Last, a big advantage of the function Partitions shown above is that it adapts very easily to find all the compositions of a natural number (two compositions can have the same set of numbers, but the order differs in this case): we just have to drop the variable start_number and set it to 1 in the for loop.

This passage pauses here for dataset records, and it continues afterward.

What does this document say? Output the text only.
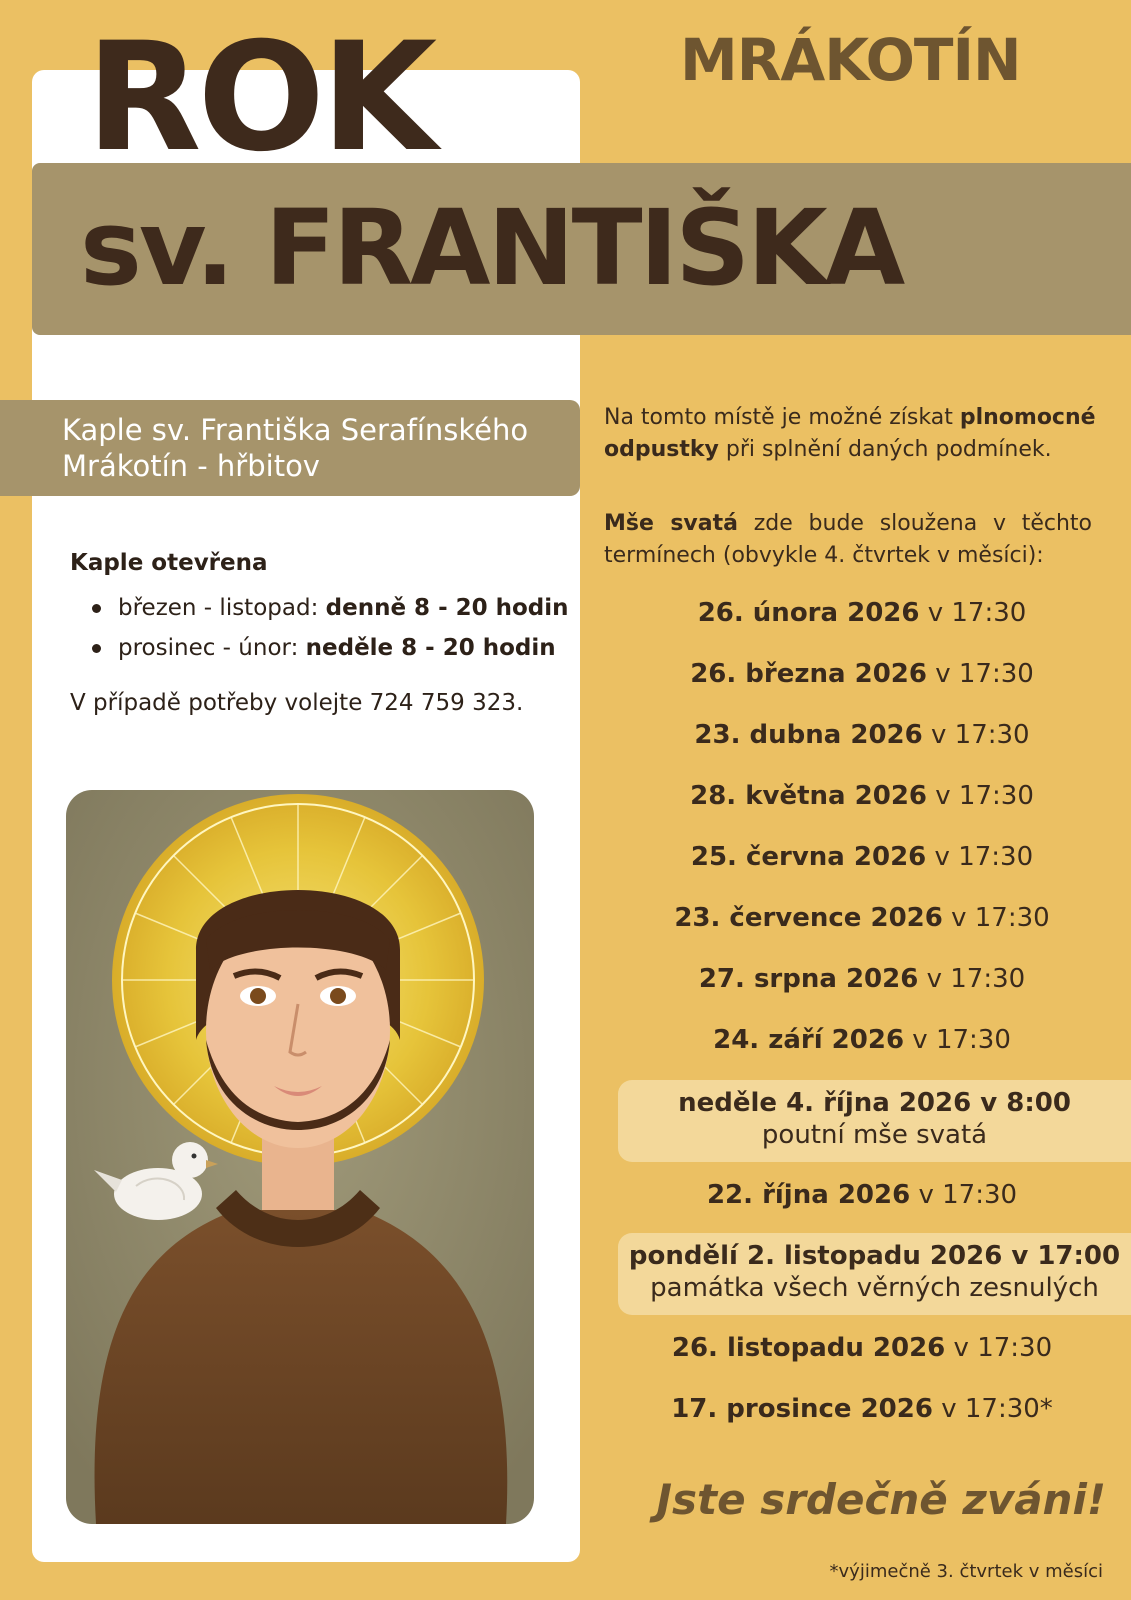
ROK
sv. FRANTIŠKA
MRÁKOTÍN
Kaple sv. Františka Serafínského
Mrákotín - hřbitov
Kaple otevřena
březen - listopad: denně 8 - 20 hodin
prosinec - únor: neděle 8 - 20 hodin
V případě potřeby volejte 724 759 323.

Na tomto místě je možné získat plnomocné odpustky při splnění daných podmínek.

Mše svatá zde bude sloužena v těchto termínech (obvykle 4. čtvrtek v měsíci):

26. února 2026 v 17:30
26. března 2026 v 17:30
23. dubna 2026 v 17:30
28. května 2026 v 17:30
25. června 2026 v 17:30
23. července 2026 v 17:30
27. srpna 2026 v 17:30
24. září 2026 v 17:30
neděle 4. října 2026 v 8:00
poutní mše svatá
22. října 2026 v 17:30
pondělí 2. listopadu 2026 v 17:00
památka všech věrných zesnulých
26. listopadu 2026 v 17:30
17. prosince 2026 v 17:30*
Jste srdečně zváni!
*výjimečně 3. čtvrtek v měsíci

# get the compositions of an integer

Stack = []
def Compositions(remainder):
    if remainder == 0:
        print(" + ".join(Stack))
    else:
        for nb_to_add in range(1, remainder+1):
            Stack.append(str(nb_to_add))
            Compositions(remainder - nb_to_add)
            Stack.pop()

Example of output:

Compositions(4)
1 + 1 + 1 + 1
1 + 1 + 2
1 + 2 + 1
1 + 3
2 + 1 + 1
2 + 2
3 + 1
4

Answer 9

# -*- coding: utf-8 -*-
import timeit

ncache = 0
cache = {}


def partition(number):
    global cache, ncache
    answer = {(number,), }
    if number in cache:
        ncache += 1
        return cache[number]
    if number == 1:
        cache[number] = answer
        return answer
    for x in range(1, number):
        for y in partition(number - x):
            answer.add(tuple(sorted((x, ) + y)))
    cache[number] = answer
    return answer


print('To 5:')
for r in sorted(partition(5))[::-1]:
    print('\t' + ' + '.join(str(i) for i in r))

print(
    'Time: {}\nCache used:{}'.format(
        timeit.timeit(
            "print('To 30: {} possibilities'.format(len(partition(30))))",
            setup="from __main__ import partition",
            number=1
        ), ncache
    )
)

or https://gist.github.com/sxslex/dd15b13b28c40e695f1e227a200d1646

Answer 10

I don't know if my code is the most elegant, but I've had to solve this many times for research purposes. If you modify the

sub_nums

variable you can restrict what numbers are used in the partition.

def make_partitions(number):
    out = []
    tmp = []
    sub_nums = range(1,number+1)
    for num in sub_nums:
        if num<=number:
            tmp.append([num])
        for elm in tmp:
            sum_elm = sum(elm)
            if sum_elm == number:
                out.append(elm)
            else:
                for num in sub_nums:
                    if sum_elm + num <= number:
                         L = [i for i in elm]
                         L.append(num)
                         tmp.append(L)
    return out

Answer 11

F(x,n) = \union_(i>=n) { {i}U g| g in F(x-i,i) }

Just implement this recursion. F(x,n) is the set of all sets that sum to x and their elements are greater than or equal to n.